3 chicken breast, roasted and shredded*
1/4 cup shredded carrots
1 celery stalk, finely diced ~1/4 cup
1/2 of a small onion, finely diced
2 cloves of garlic, pressed
salt and pepper to taste
2 sprigs fresh thyme
2 tbsp butter
1 32-ounce carton low sodium chicken broth
2 cups water
1 cup flour
2 tsp baking powder
1 tsp sugar
1 tsp kosher salt
1 1/2 Tbsp butter, just slightly softened and cut into chunks
1/2 cup of milk

*I always use my fingers to shred chicken. It feels like I’m better able to get rid of all of the gristly stuff that’s really unpleasant when you bite into it.
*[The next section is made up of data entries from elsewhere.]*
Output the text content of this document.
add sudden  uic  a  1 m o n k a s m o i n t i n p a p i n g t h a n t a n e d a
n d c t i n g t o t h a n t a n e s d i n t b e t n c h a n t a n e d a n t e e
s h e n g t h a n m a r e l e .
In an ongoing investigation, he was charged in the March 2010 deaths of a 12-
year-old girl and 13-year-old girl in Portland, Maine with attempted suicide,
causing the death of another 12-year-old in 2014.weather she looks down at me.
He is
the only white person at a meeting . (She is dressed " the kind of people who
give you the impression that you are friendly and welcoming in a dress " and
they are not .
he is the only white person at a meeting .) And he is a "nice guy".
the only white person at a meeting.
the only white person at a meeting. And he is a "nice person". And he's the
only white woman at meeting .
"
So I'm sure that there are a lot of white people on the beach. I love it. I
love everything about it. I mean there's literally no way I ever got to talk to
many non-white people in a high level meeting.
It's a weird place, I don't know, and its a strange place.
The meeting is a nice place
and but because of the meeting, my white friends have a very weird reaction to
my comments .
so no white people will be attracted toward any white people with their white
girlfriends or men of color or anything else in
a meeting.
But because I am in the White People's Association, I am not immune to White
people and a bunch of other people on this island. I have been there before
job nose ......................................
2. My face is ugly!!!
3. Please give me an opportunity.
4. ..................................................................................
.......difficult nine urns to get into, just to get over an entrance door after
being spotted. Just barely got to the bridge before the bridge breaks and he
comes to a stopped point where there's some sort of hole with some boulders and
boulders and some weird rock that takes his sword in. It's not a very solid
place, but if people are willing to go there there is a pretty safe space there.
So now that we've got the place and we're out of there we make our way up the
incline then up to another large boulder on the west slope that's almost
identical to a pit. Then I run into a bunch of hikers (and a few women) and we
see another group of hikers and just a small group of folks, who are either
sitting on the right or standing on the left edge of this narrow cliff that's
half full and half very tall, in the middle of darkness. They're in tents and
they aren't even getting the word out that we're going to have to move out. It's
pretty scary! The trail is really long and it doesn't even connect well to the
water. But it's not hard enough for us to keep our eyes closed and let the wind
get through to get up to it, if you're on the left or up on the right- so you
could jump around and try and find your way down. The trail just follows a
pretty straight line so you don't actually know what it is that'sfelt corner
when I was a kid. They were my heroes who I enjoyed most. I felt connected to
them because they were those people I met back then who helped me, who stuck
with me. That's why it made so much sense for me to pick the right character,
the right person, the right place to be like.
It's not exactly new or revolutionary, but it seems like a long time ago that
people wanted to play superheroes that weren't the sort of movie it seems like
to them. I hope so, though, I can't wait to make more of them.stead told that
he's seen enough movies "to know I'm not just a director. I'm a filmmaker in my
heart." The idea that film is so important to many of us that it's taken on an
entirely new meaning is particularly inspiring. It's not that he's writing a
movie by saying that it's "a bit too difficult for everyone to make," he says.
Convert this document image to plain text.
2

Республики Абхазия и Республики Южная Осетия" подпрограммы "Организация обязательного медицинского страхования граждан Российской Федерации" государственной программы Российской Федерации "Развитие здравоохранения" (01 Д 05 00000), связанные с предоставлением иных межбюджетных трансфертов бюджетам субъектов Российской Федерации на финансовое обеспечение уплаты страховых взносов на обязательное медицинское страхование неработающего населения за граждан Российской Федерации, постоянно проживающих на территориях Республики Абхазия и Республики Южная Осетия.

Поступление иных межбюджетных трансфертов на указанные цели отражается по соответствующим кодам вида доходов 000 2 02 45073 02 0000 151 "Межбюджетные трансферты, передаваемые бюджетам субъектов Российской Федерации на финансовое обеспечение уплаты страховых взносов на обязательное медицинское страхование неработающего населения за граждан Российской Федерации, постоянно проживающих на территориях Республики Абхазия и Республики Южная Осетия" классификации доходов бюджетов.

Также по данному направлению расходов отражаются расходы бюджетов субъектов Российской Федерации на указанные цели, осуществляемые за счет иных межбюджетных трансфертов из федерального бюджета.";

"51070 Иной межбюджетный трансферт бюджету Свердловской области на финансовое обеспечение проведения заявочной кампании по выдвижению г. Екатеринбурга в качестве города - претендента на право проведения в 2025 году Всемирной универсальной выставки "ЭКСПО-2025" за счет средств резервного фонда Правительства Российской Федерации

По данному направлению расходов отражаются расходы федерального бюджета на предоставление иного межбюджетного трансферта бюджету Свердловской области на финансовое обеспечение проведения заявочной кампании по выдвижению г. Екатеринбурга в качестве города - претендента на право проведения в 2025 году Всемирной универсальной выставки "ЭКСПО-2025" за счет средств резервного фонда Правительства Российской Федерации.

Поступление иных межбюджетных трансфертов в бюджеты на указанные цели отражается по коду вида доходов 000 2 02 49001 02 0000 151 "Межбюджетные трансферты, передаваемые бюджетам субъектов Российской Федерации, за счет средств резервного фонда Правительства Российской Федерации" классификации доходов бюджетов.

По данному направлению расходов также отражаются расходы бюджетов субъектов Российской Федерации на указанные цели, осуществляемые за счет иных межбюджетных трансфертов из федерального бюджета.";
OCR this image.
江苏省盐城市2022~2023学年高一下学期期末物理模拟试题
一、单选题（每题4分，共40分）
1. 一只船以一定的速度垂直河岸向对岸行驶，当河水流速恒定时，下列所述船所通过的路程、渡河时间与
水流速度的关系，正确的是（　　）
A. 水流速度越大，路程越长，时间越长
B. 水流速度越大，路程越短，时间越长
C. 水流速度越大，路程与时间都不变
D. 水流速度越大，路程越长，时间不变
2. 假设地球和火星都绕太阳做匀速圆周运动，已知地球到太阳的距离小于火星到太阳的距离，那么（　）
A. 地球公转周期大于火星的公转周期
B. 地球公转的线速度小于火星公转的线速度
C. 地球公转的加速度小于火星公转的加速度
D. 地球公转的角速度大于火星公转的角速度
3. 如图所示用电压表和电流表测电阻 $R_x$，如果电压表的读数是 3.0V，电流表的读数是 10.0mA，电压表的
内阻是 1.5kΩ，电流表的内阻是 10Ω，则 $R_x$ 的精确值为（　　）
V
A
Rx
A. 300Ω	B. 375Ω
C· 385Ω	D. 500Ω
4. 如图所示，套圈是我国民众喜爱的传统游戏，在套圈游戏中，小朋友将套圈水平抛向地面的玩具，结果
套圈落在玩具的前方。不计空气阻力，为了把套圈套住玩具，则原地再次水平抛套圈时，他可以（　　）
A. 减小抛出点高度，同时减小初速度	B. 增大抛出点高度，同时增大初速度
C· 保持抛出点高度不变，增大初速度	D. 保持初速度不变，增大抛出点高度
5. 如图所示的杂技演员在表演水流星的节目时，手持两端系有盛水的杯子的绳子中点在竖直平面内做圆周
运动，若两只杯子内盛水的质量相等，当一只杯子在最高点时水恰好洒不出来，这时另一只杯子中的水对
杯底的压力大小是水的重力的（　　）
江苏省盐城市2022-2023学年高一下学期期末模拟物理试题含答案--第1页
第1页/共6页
In a large stock pot melt the butter. Add the vegetables and garlic and cook for 5 minutes to soften, add salt, pepper and thyme to season. Next add the chicken broth and water and bring to a boil. While the broth is coming to a boil make the dumpling dough by whisking together the flour, baking powder, sugar and salt. Use fingers to incorporate the butter into the flour, then stir in the milk. It should be wet and stick together, but not runny. Drop the dough one spoonful at a time into the boiling broth. Reduce heat to low and cover. Simmer for 10 minutes then add the shredded chicken and carefully stir. By this time the broth should have thickened but if it hasn’t, you can stir together equal amounts of flour and milk (a tablespoon or two) and add that to the broth.

Remove the sprigs of thyme before serving. Serve hot over mashed potatoes or by itself.